Schott hegt große Anerkennung für die junge Avantgarde, aber sie weiß auch, dass sie aus biologischen Gründen mit den Teenagern nicht mithalten kann: So winzig wie vor der Pubertät ist sie nun einmal nicht mehr. Dass die Läuferinnen aus Russland auch bei der EM die Medaillen unter sich verteilen werden, bezweifelt kaum ein Experte. Michael Huth traut seiner Meisterläuferin jedoch mittlerweile zu, dass sie "für die Plätze vier bis zehn konkurrenzfähig sein kann". Je nach Gegnerschaft und nach Tagesform.
Zumindest sagt er, und das freut ihn wirklich, trainiere Schott "so bewusst wie ein russisches Mädchen". Er betreut sie, seit sie vor fünf Jahren aus Essen nach Oberstdorf wechselte, und er schätzt ihre Disziplin, ihre tägliche Motivation, ihre Athletik und ihre klaren Zielvorgaben.
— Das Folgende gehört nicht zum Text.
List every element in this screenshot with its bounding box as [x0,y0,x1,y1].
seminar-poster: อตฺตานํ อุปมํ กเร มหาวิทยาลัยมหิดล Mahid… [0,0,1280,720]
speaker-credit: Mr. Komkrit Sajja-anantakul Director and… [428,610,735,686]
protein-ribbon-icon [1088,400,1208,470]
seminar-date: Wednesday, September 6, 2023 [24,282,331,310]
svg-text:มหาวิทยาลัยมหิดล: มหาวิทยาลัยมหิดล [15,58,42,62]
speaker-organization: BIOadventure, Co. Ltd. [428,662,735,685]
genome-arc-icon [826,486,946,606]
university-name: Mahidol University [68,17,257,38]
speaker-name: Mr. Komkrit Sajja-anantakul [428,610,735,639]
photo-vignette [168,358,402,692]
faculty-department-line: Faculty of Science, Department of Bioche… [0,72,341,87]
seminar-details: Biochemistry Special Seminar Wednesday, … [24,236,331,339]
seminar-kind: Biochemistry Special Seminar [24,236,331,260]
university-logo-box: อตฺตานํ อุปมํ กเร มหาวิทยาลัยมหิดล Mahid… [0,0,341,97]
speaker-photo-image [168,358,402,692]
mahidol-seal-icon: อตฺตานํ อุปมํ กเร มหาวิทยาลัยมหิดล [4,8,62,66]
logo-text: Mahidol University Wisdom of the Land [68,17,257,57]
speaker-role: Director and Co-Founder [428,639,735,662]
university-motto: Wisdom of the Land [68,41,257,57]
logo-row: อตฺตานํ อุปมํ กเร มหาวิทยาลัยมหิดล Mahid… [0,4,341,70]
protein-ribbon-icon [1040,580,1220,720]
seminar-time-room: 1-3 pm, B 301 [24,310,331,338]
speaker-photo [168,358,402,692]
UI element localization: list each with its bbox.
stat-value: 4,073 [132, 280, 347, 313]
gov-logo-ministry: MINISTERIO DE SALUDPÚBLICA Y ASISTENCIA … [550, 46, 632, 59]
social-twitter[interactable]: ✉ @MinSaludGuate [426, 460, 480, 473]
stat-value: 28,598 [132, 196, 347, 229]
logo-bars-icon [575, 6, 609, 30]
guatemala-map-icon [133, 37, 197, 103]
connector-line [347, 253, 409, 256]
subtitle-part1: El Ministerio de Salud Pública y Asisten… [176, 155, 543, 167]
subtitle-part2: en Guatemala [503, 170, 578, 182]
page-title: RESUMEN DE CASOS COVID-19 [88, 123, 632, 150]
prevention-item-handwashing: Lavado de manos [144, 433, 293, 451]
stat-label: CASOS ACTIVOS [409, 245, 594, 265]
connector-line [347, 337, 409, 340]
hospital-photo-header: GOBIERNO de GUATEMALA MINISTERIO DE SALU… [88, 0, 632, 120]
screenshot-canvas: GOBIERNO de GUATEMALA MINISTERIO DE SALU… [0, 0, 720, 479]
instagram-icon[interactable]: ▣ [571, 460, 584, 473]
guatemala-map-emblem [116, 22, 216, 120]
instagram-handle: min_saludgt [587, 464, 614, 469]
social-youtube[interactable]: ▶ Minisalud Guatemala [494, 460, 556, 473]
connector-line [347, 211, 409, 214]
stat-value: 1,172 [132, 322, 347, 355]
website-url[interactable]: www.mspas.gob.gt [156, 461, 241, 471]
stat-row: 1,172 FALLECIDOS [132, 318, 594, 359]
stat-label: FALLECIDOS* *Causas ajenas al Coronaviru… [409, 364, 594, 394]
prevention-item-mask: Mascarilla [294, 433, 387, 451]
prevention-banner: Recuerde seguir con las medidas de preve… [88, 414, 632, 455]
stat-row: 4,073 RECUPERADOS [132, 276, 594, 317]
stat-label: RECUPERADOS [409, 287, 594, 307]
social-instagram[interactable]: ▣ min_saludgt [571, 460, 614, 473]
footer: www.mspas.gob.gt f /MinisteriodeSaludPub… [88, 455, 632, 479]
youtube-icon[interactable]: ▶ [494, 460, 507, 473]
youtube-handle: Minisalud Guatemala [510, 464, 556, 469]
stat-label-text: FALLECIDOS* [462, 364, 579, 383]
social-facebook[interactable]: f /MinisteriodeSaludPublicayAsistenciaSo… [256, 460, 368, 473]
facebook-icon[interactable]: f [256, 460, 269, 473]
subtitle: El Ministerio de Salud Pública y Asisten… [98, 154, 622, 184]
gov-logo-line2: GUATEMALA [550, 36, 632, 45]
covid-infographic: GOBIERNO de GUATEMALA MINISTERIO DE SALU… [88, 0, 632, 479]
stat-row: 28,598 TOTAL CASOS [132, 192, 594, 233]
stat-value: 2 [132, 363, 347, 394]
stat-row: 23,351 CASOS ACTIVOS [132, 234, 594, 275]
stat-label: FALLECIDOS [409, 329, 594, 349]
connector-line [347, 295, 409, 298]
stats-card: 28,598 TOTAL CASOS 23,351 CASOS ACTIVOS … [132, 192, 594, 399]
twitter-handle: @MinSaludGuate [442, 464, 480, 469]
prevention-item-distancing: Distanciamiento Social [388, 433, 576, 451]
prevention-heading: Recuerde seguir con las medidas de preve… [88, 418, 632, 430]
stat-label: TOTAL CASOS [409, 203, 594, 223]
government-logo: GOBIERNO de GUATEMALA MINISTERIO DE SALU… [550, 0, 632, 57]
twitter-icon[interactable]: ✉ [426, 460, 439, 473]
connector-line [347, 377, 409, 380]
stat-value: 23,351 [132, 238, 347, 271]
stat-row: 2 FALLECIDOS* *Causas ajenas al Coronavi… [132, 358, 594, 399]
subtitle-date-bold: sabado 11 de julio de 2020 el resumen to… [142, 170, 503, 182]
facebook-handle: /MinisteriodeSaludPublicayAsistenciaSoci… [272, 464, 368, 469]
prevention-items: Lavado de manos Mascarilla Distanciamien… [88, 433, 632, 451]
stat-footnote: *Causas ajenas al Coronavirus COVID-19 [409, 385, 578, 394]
Und noch eine wichtige Anerkennung hat sie sich so erarbeitet. Aufgrund ihrer Weltranglistenposition darf sie nun erstmals bei der EM in der letzten Startgruppe aufs Eis - mit der Elite des Eiskunstlaufs. Das ist zwar auch kein Oscar. Aber eine Garantie, dass sie die Aufmerksamkeit erhält, die eine Drachendompteurin auf Kufen verdient.